Das junge Ding begleitete jeden seiner Hiebe mit einem leisen Aua-Ruf, doch offenbar wehrte es sich nicht gegen diese Behandlung. Im Gegenteil, Margret hörte die junge Frau ganz deutlich zwischen ihren Schmerzbekundungen kichern. Das war definitiv nichts Ernstes, sondern Spaß zwischen zwei Verliebten.
Valerio versohlte sie auch nicht lange. Nach ein paar Klapsen war bereits Schluss.
„Na, du kleines Biest! Wie hat dir das gefallen?“
„Gut“, gab sie zurück und küsste ihn, was Margret deutlich an dem Schmatzgeräusch hören konnte.
Margret grinste selig. Was sie bisher von ihren neuen Hausbewohnern mitbekommen hatte, gefiel ihr gut. So eine Beziehung hätte sie sich auch gewünscht.

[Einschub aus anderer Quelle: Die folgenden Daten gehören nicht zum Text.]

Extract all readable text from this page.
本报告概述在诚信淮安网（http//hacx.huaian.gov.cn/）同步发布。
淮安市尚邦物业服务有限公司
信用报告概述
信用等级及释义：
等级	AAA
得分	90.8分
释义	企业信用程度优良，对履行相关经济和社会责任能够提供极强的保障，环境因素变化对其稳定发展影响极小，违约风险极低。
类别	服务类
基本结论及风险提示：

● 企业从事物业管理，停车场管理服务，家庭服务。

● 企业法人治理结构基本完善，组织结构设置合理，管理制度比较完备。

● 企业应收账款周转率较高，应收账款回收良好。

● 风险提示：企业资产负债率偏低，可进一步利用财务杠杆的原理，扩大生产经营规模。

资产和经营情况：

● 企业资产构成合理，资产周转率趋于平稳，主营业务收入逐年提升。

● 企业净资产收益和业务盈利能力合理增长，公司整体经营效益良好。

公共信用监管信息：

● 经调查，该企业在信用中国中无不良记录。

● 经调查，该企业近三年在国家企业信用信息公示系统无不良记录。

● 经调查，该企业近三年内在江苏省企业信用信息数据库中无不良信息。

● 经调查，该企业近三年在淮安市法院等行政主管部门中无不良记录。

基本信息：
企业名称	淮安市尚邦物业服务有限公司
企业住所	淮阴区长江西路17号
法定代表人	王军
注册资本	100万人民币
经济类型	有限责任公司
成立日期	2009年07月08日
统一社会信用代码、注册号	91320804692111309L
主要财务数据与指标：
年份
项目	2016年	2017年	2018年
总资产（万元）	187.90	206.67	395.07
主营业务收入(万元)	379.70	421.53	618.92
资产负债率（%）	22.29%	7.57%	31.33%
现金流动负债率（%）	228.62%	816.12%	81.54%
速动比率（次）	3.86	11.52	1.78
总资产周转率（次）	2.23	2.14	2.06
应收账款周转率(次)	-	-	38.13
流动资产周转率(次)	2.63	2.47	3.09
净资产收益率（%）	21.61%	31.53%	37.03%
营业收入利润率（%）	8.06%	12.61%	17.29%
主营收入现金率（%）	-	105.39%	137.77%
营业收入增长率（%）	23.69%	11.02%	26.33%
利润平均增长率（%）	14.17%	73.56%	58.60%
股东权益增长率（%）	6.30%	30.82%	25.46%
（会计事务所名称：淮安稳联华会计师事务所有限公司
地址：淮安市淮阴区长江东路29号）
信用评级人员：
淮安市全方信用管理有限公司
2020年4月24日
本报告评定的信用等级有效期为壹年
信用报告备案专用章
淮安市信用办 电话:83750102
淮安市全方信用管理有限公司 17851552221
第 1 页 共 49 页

„Tja, heute müsste man jung sein“, dachte sie wehmütig und hörte, wie Herr Hansen zurückkam.
„So, hier hätte ich den Vertrag.“
„Wann könnten wir einziehen?“, fragte sie.
„Die Wohnung wird nun seit einiger Zeit nicht mehr als solche genutzt und die Mietleistung läuft Ende des Monats aus. Die Kündigung war fristgerecht. Also die Gesellschaft wäre schon daran interessiert, die Wohnung so früh wie möglich zu vermieten.“
„Dann lass uns sofort am Ersten einziehen. Das ist nur noch eine Woche bis dahin. Umzugsmäßig ist es für uns sowieso keine Herausforderung. So viel Möbel haben wir nicht und brauchen wir auch nicht“, warf sie ein.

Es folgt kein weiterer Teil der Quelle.